The present example is one of several likely to have been made from a single mold, or molds made over the same matrix (Donnan 2004, 94). The other two vessels are in Chicago, at the Field Museum of Natural History (accession number 100076) and Lima, at the Museo Nacional de Antropología, Arqueología, e Historia, and they differ in the designs of the headband. The individual depicted here wears a head cloth over his hair, painted in a cream slip. He also wears a headband decorated with a geometric border beneath which are four undulating serpents, two on each side, facing each other at the center of the forehead. The profile serpents have open maws, revealing bared teeth and bifurcated tongues. The individual is depicted wearing face paint, including a bold cream-colored vertical stripe down the center of the face, with red detailing along the bridge of the nose and a triangle below the mouth on the chin, and two red stripes flanking the central cream stripe. Stepped motifs were painted on the neck, and just below the chin on the lower jar are a series of lozenge-shaped forms, perhaps representing pupae. Archaeologist Steve Bourget (2001:104) has suggested that these represent muscoid flies emerging from their pupal cases, a symbol of transformation in the liminal stages of death.

It is difficult to state with certainty how portrait vessels were viewed in the past. Based on a comprehensive study of some 900 portrait heads and related archaeological data, Christopher Donnan (2001, 2004) has argued that they represented prominent individuals who would have been known by members of their community. Other scholars have emphasized their final contexts in burials, suggesting that such vessels are literal representations of decapitated heads, acts of reverence or devotion by kin (Weismantel, 2015).

Joanne Pillsbury, Andrall E. Pearson Curator, Arts of the Ancient Americas, 2021

References and further reading

Castillo, Luis Jaime, Cecilia Pardo, and Julio Rucabado. Moche y sus vecinos: Reconstruyendo identidades. (Lima: Museo de Arte de Lima, 2016).

Donnan, Christopher B. “Moche State Religion,” in New Perspectives on Moche Political Organization, edited by Jeffrey Quilter and Luis Jaime Castillo (Washington D.C.: Dumbarton Oaks Research Library and Collection, 2010), pp. 47-69.

Donnan, Christopher B. Moche Portraits from Ancient Peru (Austin: University of Texas Press, 2003).

Donnan, Christopher B. “Moche Ceramic Portraits,” in Moche Art and Archaeology in Ancient Peru, edited by Joanne Pillsbury (Washington, D.C., New Haven: National Gallery of Art; Distributed by Yale University Press, 2001), pp. 126-139.

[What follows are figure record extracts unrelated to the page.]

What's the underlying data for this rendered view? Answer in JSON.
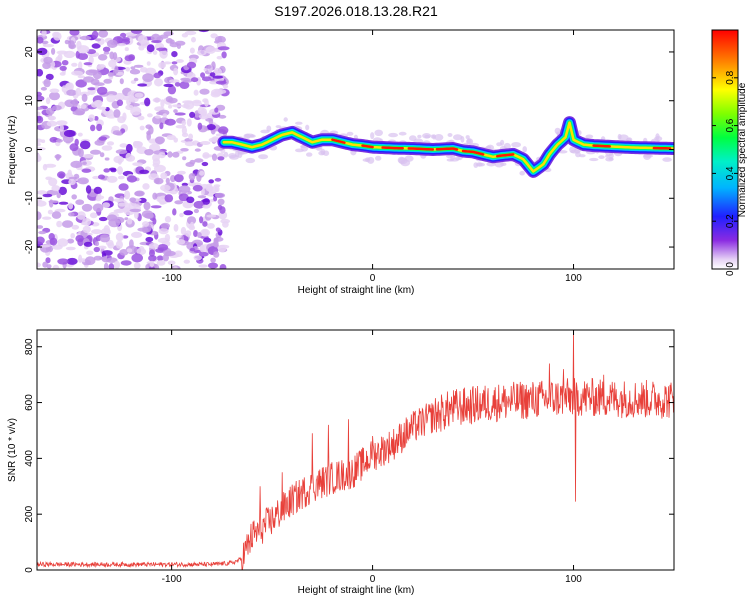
{
  "title": "S197.2026.018.13.28.R21",
  "chart_data": [
    {
      "type": "heatmap",
      "name": "spectrogram",
      "xlabel": "Height of straight line (km)",
      "ylabel": "Frequency (Hz)",
      "xlim": [
        -167,
        150
      ],
      "ylim": [
        -24.5,
        24.5
      ],
      "xticks": [
        -100,
        0,
        100
      ],
      "xtick_labels": [
        "-100",
        "0",
        "100"
      ],
      "yticks": [
        -20,
        -10,
        0,
        10,
        20
      ],
      "ytick_labels": [
        "-20",
        "-10",
        "0",
        "10",
        "20"
      ],
      "noise_region_x": [
        -167,
        -73
      ],
      "ridge": {
        "x": [
          -74,
          -70,
          -65,
          -60,
          -55,
          -50,
          -45,
          -40,
          -35,
          -30,
          -25,
          -20,
          -15,
          -10,
          -5,
          0,
          10,
          20,
          30,
          40,
          45,
          50,
          55,
          60,
          65,
          70,
          75,
          80,
          85,
          88,
          92,
          96,
          98,
          100,
          105,
          110,
          120,
          130,
          140,
          150
        ],
        "y": [
          1.5,
          1.5,
          1.0,
          0.5,
          1.0,
          2.0,
          3.0,
          3.5,
          2.5,
          1.5,
          2.0,
          2.0,
          1.5,
          1.0,
          0.8,
          0.5,
          0.3,
          0.2,
          0.0,
          0.2,
          -0.3,
          -0.5,
          -1.0,
          -1.5,
          -1.2,
          -1.0,
          -2.0,
          -4.5,
          -3.0,
          -1.0,
          1.0,
          2.5,
          5.5,
          2.0,
          1.0,
          0.8,
          0.6,
          0.4,
          0.3,
          0.2
        ]
      },
      "colorbar": {
        "label": "Normalized spectral amplitude",
        "range": [
          0,
          1
        ],
        "ticks": [
          0.0,
          0.2,
          0.4,
          0.6,
          0.8
        ],
        "tick_labels": [
          "0.0",
          "0.2",
          "0.4",
          "0.6",
          "0.8"
        ]
      }
    },
    {
      "type": "line",
      "name": "snr",
      "xlabel": "Height of straight line (km)",
      "ylabel": "SNR (10 * v/v)",
      "xlim": [
        -167,
        150
      ],
      "ylim": [
        0,
        860
      ],
      "xticks": [
        -100,
        0,
        100
      ],
      "xtick_labels": [
        "-100",
        "0",
        "100"
      ],
      "yticks": [
        0,
        200,
        400,
        600,
        800
      ],
      "ytick_labels": [
        "0",
        "200",
        "400",
        "600",
        "800"
      ],
      "color": "#e8403a",
      "trend": {
        "x": [
          -167,
          -80,
          -70,
          -65,
          -60,
          -50,
          -40,
          -30,
          -20,
          -10,
          0,
          10,
          20,
          30,
          40,
          60,
          80,
          100,
          120,
          150
        ],
        "y": [
          20,
          20,
          25,
          40,
          120,
          180,
          250,
          300,
          330,
          350,
          410,
          450,
          510,
          550,
          580,
          600,
          610,
          620,
          615,
          610
        ]
      },
      "spikes": [
        {
          "x": -56,
          "y": 300
        },
        {
          "x": -45,
          "y": 350
        },
        {
          "x": -30,
          "y": 490
        },
        {
          "x": -22,
          "y": 520
        },
        {
          "x": -12,
          "y": 540
        },
        {
          "x": 0,
          "y": 480
        },
        {
          "x": 88,
          "y": 740
        },
        {
          "x": 100,
          "y": 860
        },
        {
          "x": 101,
          "y": 245
        },
        {
          "x": 95,
          "y": 720
        },
        {
          "x": 115,
          "y": 700
        }
      ],
      "noise_amplitude": [
        8,
        60,
        70
      ]
    }
  ]
}
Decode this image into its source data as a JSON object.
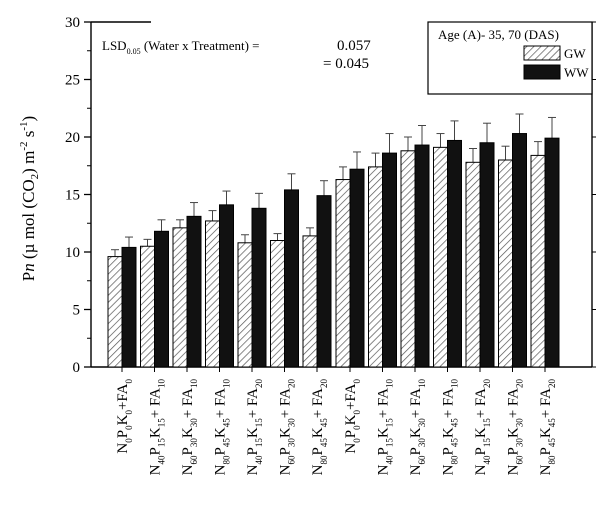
{
  "chart_data": {
    "type": "bar",
    "ylabel": "Pn (µ mol (CO2) m-2 s-1)",
    "ylabel_parts": {
      "italic": "n",
      "prefix": "P",
      "mid1": " (µ mol (CO",
      "sub1": "2",
      "mid2": ") m",
      "sup1": "-2",
      "mid3": " s",
      "sup2": "-1",
      "end": ")"
    },
    "ylim": [
      0,
      30
    ],
    "yticks": [
      "0",
      "5",
      "10",
      "15",
      "20",
      "25",
      "30"
    ],
    "annotation": {
      "lsd_label": "LSD",
      "lsd_sub": "0.05",
      "lsd_text": " (Water x Treatment) =",
      "value1": "0.057",
      "value2": "= 0.045"
    },
    "legend": {
      "title": "Age (A)- 35, 70 (DAS)",
      "placement": "top-right"
    },
    "series": [
      {
        "name": "GW",
        "values": [
          9.6,
          10.5,
          12.1,
          12.7,
          10.8,
          11.0,
          11.4,
          16.3,
          17.4,
          18.8,
          19.1,
          17.8,
          18.0,
          18.4
        ],
        "errors": [
          0.6,
          0.6,
          0.7,
          0.9,
          0.7,
          0.6,
          0.7,
          1.1,
          1.2,
          1.2,
          1.2,
          1.2,
          1.2,
          1.2
        ]
      },
      {
        "name": "WW",
        "values": [
          10.4,
          11.8,
          13.1,
          14.1,
          13.8,
          15.4,
          14.9,
          17.2,
          18.6,
          19.3,
          19.7,
          19.5,
          20.3,
          19.9
        ],
        "errors": [
          0.9,
          1.0,
          1.2,
          1.2,
          1.3,
          1.4,
          1.3,
          1.5,
          1.7,
          1.7,
          1.7,
          1.7,
          1.7,
          1.8
        ]
      }
    ],
    "categories": [
      {
        "main": "N",
        "s1": "0",
        "p": "P",
        "s2": "0",
        "k": "K",
        "s3": "0",
        "fa": "+FA",
        "s4": "0"
      },
      {
        "main": "N",
        "s1": "40",
        "p": "P",
        "s2": "15",
        "k": "K",
        "s3": "15",
        "fa": "+ FA",
        "s4": "10"
      },
      {
        "main": "N",
        "s1": "60",
        "p": "P",
        "s2": "30",
        "k": "K",
        "s3": "30",
        "fa": "+ FA",
        "s4": "10"
      },
      {
        "main": "N",
        "s1": "80",
        "p": "P",
        "s2": "45",
        "k": "K",
        "s3": "45",
        "fa": "+ FA",
        "s4": "10"
      },
      {
        "main": "N",
        "s1": "40",
        "p": "P",
        "s2": "15",
        "k": "K",
        "s3": "15",
        "fa": "+ FA",
        "s4": "20"
      },
      {
        "main": "N",
        "s1": "60",
        "p": "P",
        "s2": "30",
        "k": "K",
        "s3": "30",
        "fa": "+ FA",
        "s4": "20"
      },
      {
        "main": "N",
        "s1": "80",
        "p": "P",
        "s2": "45",
        "k": "K",
        "s3": "45",
        "fa": "+ FA",
        "s4": "20"
      },
      {
        "main": "N",
        "s1": "0",
        "p": "P",
        "s2": "0",
        "k": "K",
        "s3": "0",
        "fa": "+FA",
        "s4": "0"
      },
      {
        "main": "N",
        "s1": "40",
        "p": "P",
        "s2": "15",
        "k": "K",
        "s3": "15",
        "fa": "+ FA",
        "s4": "10"
      },
      {
        "main": "N",
        "s1": "60",
        "p": "P",
        "s2": "30",
        "k": "K",
        "s3": "30",
        "fa": "+ FA",
        "s4": "10"
      },
      {
        "main": "N",
        "s1": "80",
        "p": "P",
        "s2": "45",
        "k": "K",
        "s3": "45",
        "fa": "+ FA",
        "s4": "10"
      },
      {
        "main": "N",
        "s1": "40",
        "p": "P",
        "s2": "15",
        "k": "K",
        "s3": "15",
        "fa": "+ FA",
        "s4": "20"
      },
      {
        "main": "N",
        "s1": "60",
        "p": "P",
        "s2": "30",
        "k": "K",
        "s3": "30",
        "fa": "+ FA",
        "s4": "20"
      },
      {
        "main": "N",
        "s1": "80",
        "p": "P",
        "s2": "45",
        "k": "K",
        "s3": "45",
        "fa": "+ FA",
        "s4": "20"
      }
    ],
    "groups": 2,
    "grid": false,
    "colors": {
      "GW": "#ffffff",
      "WW": "#111111",
      "hatch": "#555555",
      "axis": "#000000"
    }
  }
}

Donnan, Christopher B. and Donna McClelland. Moche Fineline Painting: Its Evolution and Its Artists (Los Angeles: Fowler Museum of Cultural History, University of California, Los Angeles, 1999).

Donnan, Christopher B. Ceramics of Ancient Peru (Los Angeles: Fowler Museum of Cultural History, University of California, Los Angeles, 1992).

Trever, Lisa. “A Moche Riddle in Clay: Object Knowledge and Art Work in Ancient Peru.” The Art Bulletin 101:4 (2019), pp. 18-38.

Weismantel, Mary. “Many Heads are Better than One: Mortuary Practice and Ceramic Art in Moche Society,” in Izumi Shimada and James L. Fitzsimmons, eds., Living with the Dead in the Andes, pp. 76-99. Tucson: University of Arizona Press, 2015.

Wołoszyn, Janusz Z., and Francisco Javier Villaverde González. Los rostros silenciosos: Los huacos retrato de la cultura moche. Lima, Peru: Fondo Editorial, Pontificia Universidad Católica del Perú, 2008.